Opera as Idea and As Performance (PHIL 21102)

MUSI 24416/30716 Opera as Idea and As Performance (PHIL 21102)

Crosslistings
PHIL 21102

Is opera an archaic and exotic pageant for fanciers of overweight canaries, or a relevant art form of great subtlety and complexity that has the power to be revelatory? In this course of eight sessions, jointly taught by Professor Martha Nussbaum and Anthony Freud, General Director of Lyric Opera of Chicago, we explore the multi-disciplinary nature of this elusive and much-maligned art form, with its four hundred-year-old European roots, discussing both historic and philosophical contexts and the practicalities of interpretation and production in a very un-European, twenty-first century city.
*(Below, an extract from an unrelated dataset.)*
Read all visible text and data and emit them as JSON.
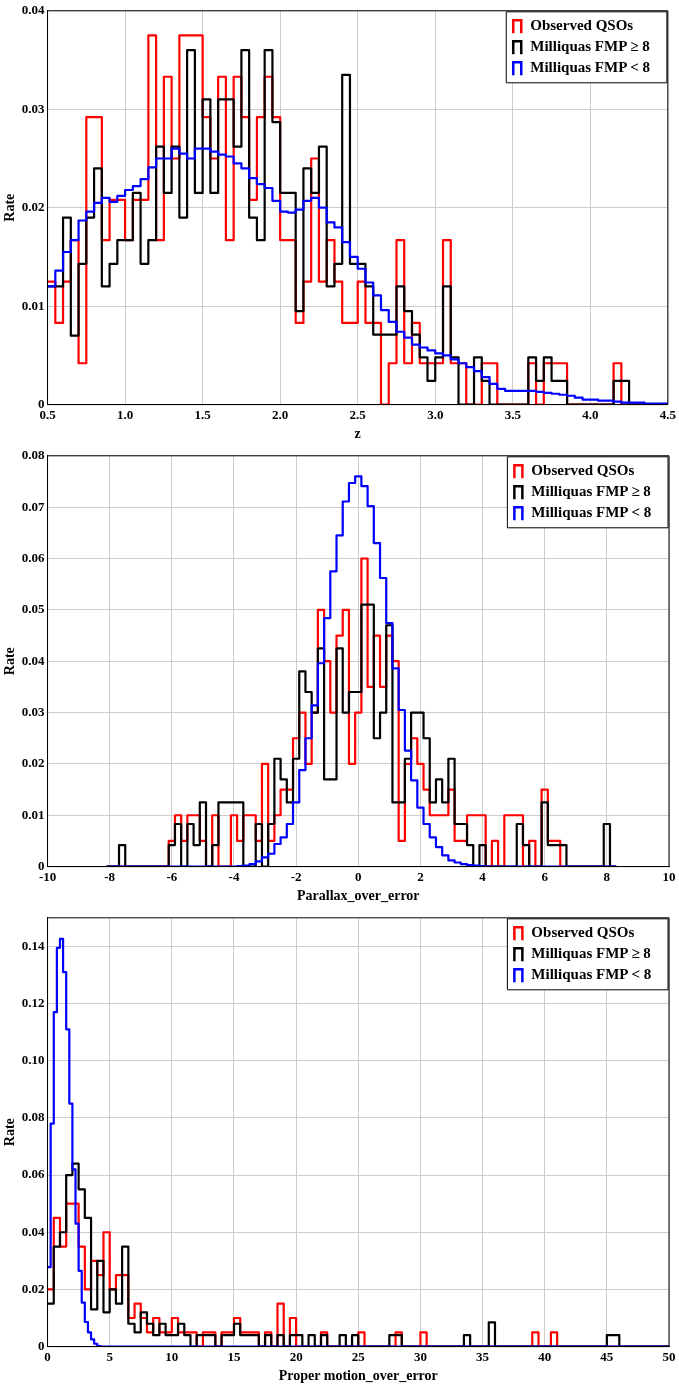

Anchoring each session around a different opera, we will be joined by a variety of guest experts, one each week, including a director, a conductor, a designer and two singers, to enable us to explore different perspectives. The list of operas to be discussed include Monteverdi's The Coronation of Poppaea, Mozart's Don Giovanni, Rossini’s La Cenerentola, Verdi's Don Carlos, Puccini’s Madama Butterfly, Wagner's Die Meistersinger, Strauss's Elektra, and Britten's Billy Budd. (A) (I)

Prerequisites

Remark: students do not need to be able to read music, but some antecedent familiarity with opera in performance or through recordings would be extremely helpful. Ph.D. students in the Philosophy Department and the Music Department and all law students (both J. D. and LL.M.) may enroll without permission. All other students will be selected by lottery up to the number feasible given CA arrangements.